Un tribunal américain annule les sanctions prises contre Anthropic par le Pentagone

Un tribunal américain annule les sanctions prises contre Anthropic par le Pentagone

Placée sur liste noire par le Pentagone en février, la start-up d’intelligence artificielle (IA) Anthropic a remporté une victoire judiciaire contre le gouvernement Trump. Le tribunal fédéral de San Francisco a annulé, le 27 août, le classement de l’entreprise dans la catégorie des entreprises considérées comme présentant un « risque pour la sécurité de la chaîne d’approvisionnement » du ministère de la Défense, ce qui interdisait aux fournisseurs de l’administration d’utiliser ses produits.

Dans sa décision de 59 pages, la juge Rita Lin a souligné que la démarche du ministère était « motivées par le désir de faire un exemple et de punir Anthropic qui avait eu l’‘arrogance’ de critiquer le gouvernement ». Elle a ainsi qualifié ces actions de « représailles illégales ».

En mars, la magistrate avait déjà suspendu la mise sur liste noire de l’entreprise californienne. Elle a maintenant ordonné au gouvernement d’abroger toutes les recommandations et directives visant à maintenir cette classification.

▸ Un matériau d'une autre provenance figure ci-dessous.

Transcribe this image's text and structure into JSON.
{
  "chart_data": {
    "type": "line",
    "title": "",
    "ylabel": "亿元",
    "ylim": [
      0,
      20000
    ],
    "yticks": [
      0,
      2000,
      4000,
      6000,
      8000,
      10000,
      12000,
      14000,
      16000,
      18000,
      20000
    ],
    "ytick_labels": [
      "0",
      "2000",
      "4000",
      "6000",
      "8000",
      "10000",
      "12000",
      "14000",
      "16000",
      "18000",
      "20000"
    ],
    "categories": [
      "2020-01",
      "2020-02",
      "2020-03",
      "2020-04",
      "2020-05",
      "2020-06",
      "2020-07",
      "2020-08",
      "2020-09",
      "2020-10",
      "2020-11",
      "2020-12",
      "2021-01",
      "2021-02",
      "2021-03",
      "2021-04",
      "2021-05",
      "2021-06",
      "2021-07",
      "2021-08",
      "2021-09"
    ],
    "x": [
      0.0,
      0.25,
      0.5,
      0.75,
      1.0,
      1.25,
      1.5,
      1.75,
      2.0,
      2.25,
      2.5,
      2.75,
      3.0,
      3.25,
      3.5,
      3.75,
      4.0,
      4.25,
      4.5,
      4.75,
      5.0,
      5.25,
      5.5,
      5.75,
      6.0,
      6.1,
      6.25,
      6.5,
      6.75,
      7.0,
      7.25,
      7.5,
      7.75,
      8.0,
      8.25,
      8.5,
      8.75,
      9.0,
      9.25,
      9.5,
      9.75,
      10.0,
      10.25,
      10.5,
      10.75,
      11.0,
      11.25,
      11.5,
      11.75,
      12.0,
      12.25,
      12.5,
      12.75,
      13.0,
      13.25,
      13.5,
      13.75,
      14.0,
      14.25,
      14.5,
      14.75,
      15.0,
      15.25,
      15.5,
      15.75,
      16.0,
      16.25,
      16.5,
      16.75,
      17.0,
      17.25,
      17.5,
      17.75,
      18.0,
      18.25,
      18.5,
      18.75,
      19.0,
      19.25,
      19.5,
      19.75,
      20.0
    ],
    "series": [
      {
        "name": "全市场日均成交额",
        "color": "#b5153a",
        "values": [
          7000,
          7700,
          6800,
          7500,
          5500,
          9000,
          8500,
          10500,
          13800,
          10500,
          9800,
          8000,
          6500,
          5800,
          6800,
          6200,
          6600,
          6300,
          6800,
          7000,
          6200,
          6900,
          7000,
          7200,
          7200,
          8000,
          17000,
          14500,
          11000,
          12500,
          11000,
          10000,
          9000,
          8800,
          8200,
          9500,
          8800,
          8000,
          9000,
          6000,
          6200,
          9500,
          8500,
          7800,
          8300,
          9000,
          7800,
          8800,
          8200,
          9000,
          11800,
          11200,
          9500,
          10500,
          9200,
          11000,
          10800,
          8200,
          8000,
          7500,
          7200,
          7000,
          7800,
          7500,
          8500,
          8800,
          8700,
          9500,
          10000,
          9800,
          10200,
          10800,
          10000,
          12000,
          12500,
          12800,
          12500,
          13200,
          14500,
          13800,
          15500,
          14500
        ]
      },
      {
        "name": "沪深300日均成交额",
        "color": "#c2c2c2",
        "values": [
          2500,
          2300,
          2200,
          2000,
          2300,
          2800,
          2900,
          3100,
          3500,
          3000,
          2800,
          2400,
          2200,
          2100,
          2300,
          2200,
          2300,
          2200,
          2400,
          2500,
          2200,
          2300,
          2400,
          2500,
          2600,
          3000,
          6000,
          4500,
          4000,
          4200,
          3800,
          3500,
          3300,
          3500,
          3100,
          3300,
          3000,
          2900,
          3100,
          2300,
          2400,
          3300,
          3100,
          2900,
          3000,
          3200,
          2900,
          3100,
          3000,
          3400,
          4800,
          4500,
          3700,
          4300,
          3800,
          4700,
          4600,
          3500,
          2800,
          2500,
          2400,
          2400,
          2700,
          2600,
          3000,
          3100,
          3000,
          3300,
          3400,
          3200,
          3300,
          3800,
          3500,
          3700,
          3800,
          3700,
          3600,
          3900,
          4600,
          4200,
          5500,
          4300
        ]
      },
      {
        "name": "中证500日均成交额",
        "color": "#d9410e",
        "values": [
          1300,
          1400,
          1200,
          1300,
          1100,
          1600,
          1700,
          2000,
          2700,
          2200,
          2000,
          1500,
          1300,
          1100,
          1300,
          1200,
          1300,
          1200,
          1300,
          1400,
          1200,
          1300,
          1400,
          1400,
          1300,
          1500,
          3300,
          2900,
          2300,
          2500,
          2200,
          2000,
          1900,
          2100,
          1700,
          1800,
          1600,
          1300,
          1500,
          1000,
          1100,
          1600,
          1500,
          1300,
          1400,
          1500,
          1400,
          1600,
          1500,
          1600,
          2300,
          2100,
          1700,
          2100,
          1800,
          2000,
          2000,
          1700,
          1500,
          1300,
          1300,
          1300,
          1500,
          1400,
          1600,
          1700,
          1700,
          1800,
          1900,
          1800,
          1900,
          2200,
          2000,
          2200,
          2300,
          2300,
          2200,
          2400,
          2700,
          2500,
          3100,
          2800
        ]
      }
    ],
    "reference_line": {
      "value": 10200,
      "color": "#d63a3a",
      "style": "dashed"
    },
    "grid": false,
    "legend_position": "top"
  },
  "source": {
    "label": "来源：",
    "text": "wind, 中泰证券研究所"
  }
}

L’affaire trouve son origine dans le refus de Dario Amodei, le patron d’Anthropic, d’autoriser l’utilisation de son modèle d’IA générative, Claude, pour la surveillance de masse ou des opérations létales sans intervention humaine. Le Pentagone avait jugé ces restrictions inacceptables, affirmant son droit d’utiliser les modèles d’IA « à toutes fins légales ».

Le jugement rendu le 27 août intervient à un moment crucial pour Anthropic, qui se prépare à une introduction en Bourse avec une valorisation visée d’environ 2 000 milliards de dollars. Cependant, les différends avec l’administration Trump demeurent un risque, le Pentagone ayant la possibilité de faire appel. De plus, une seconde procédure est en cours devant un autre tribunal à Washington.

Le Pentagone a appliqué cette classification en se fondant sur deux textes législatifs, dont l’un relève de la compétence de la cour d’appel fédérale de Washington. En avril, cette cour s’était montrée moins réceptive aux arguments d’Anthropic, refusant sa demande de suspension de la sanction.